YPC Weekly Newsletter



On April 27 international human rights organization “Freedom House” published
its annual press freedom study for 2004.

“While press freedom registered important gains in some key countries in 2004,
notable setbacks occurred in the United States and elsewhere in the Americas.
Increased restrictions were also detected in parts of Asia, Africa and the former
Soviet Union”, was the conclusion of “Freedom House” researchers after evaluating
the media situation in 194 countries and territories of the world.

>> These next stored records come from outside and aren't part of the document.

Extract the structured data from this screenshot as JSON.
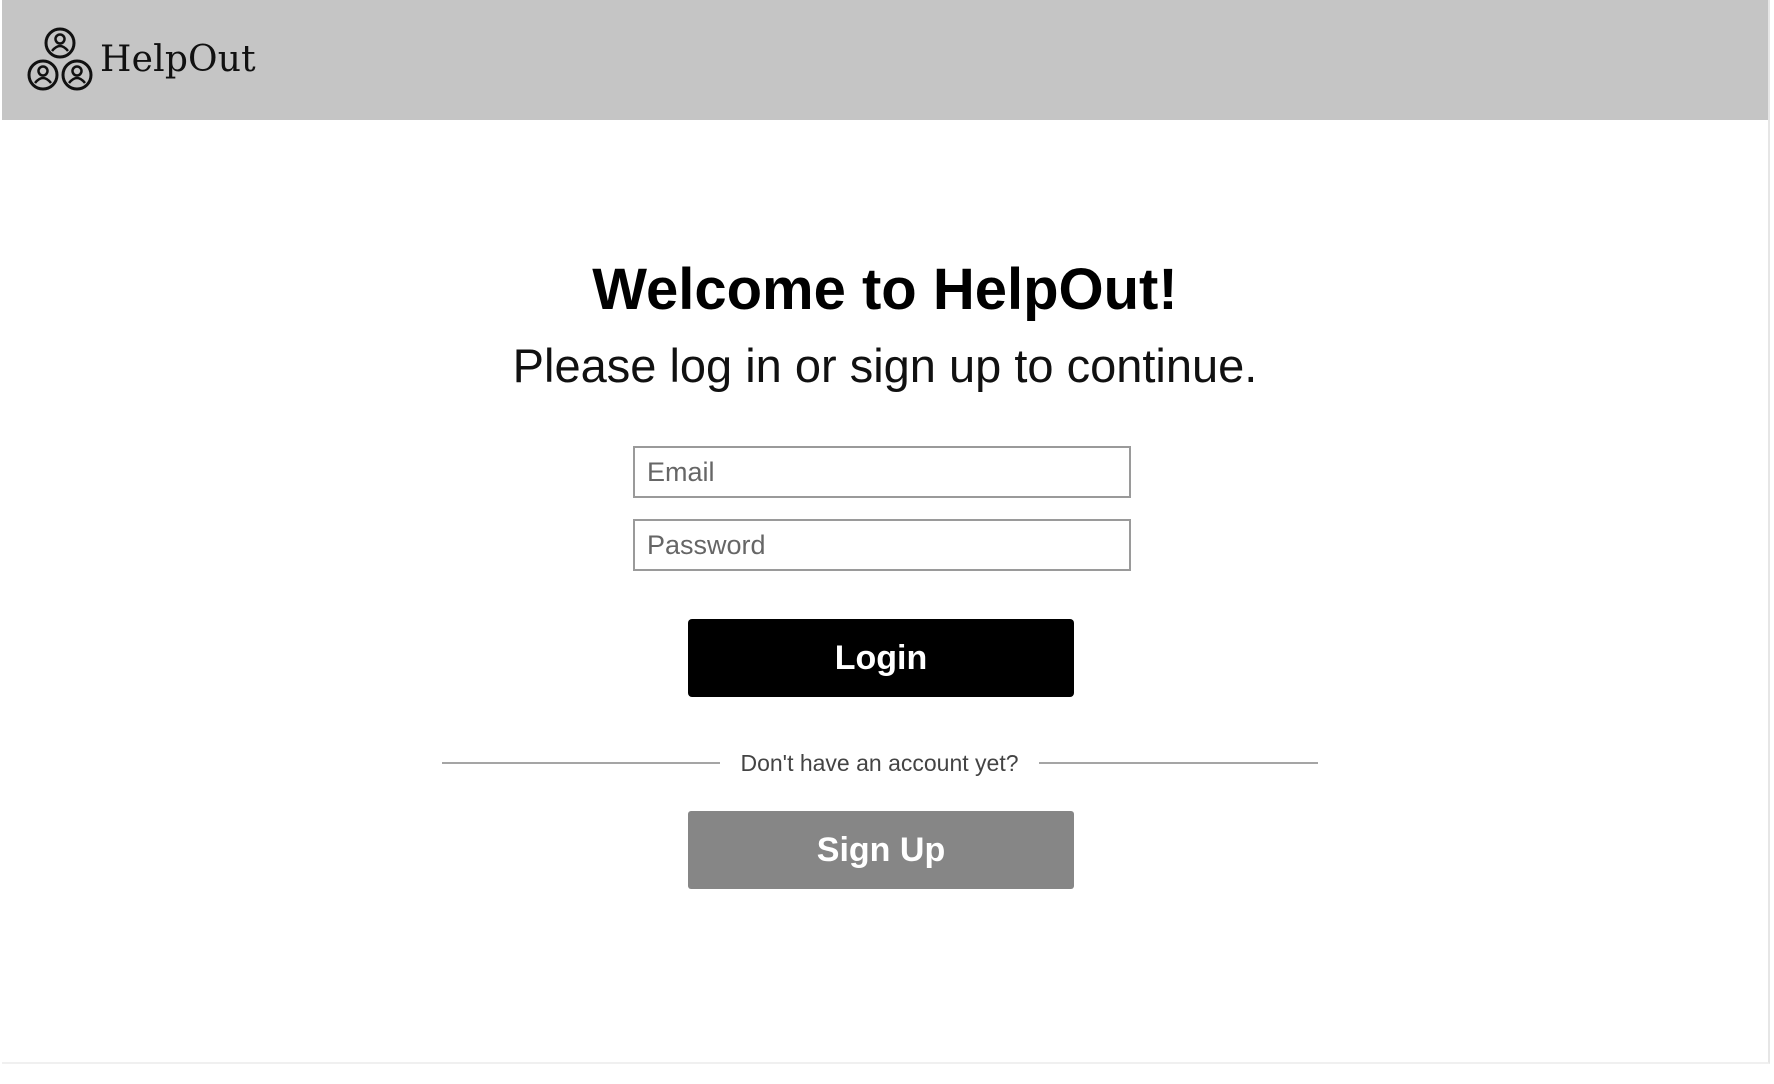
{
  "header": {
    "brand": "HelpOut",
    "logo_icon": "three-people-circles-icon",
    "background_color": "#c5c5c5"
  },
  "main": {
    "title": "Welcome to HelpOut!",
    "subtitle": "Please log in or sign up to continue.",
    "email": {
      "placeholder": "Email",
      "value": ""
    },
    "password": {
      "placeholder": "Password",
      "value": ""
    },
    "login_label": "Login",
    "divider_text": "Don't have an account yet?",
    "signup_label": "Sign Up"
  },
  "colors": {
    "login_button": "#000000",
    "signup_button": "#868686",
    "divider": "#a5a5a5"
  }
}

The media situation was assessed by “Freedom House” by assigning a numerical
score from 1 to 100 by the following categories: free (1-30 points), partly
free (31-60 points), not free (61-100) – the lower the score, the higher the
freedom. The latter was determined by three parameters: legislative environment
in which media operate, political influences on reporting and access to information,
and economic pressures on content and the dissemination of news. Summing up
results on these parameters cumulative rating of the media situation in each
specific country was derived.

The overall level of press freedom worldwide, in the opinion of the report
authors, worsened, continuing a three-year downward trend. Out of all the countries
examined, 75 (39%) were rated free, 50 (26%) – partly free and 69 (35%) – not

“Even in established democracies press freedom should not be taken for granted”,
said “Freedom House” Executive Director Jennifer Windsor. “It must be defended
and nurtured.”

In 2004, similarly to 2003, the Armenian rating made 64 points. In other words,
Armenian media for the third year on end remain in the category of not free,
to which they were downgraded in 2002.

The press of the three Baltic States was assessed as free. As to other former
Soviet Union countries, the situation there remained deeply troubled, the “Freedom
House” report noted.

In comparison with 2003, in 2004 the situation worsened by two points in Moldova
(65), by one point in Russia (68), Azerbaijan (72), Tajikistan (74) and Kazakhstan
(75). Similarly to Armenia, the rating of Kyrgyzstan remained unchanged in 2004
(71). The media of all these countries were assessed as not free. The most unfavorable
situation is in Uzbekistan (85 points versus 84 in 2003), in Belarus (86 points
versus 84 in 2003) and Turkmenistan (96 points versus 95 in 2003), that took
the last place but one in the rating of the countries studied, going ahead of
North Korea only.

Only two CIS countries are currently in the category of partly free – Georgia
and Ukraine. While the situation of Georgian media in 2004 deteriorated by two
points (56 points versus 54 in 2003-2002), they remained in this category. The
only positive shift in the post-Soviet space, as “Freedom House” thinks, occurred
in Ukraine: going up by 9 points (59 points versus 68 in 2003), this country
was upgraded to the category of partly free from the category of not free. In
the opinion of “Freedom House”, this occurred due to the course reversion of
this country after the Orange Revolution in November 2004.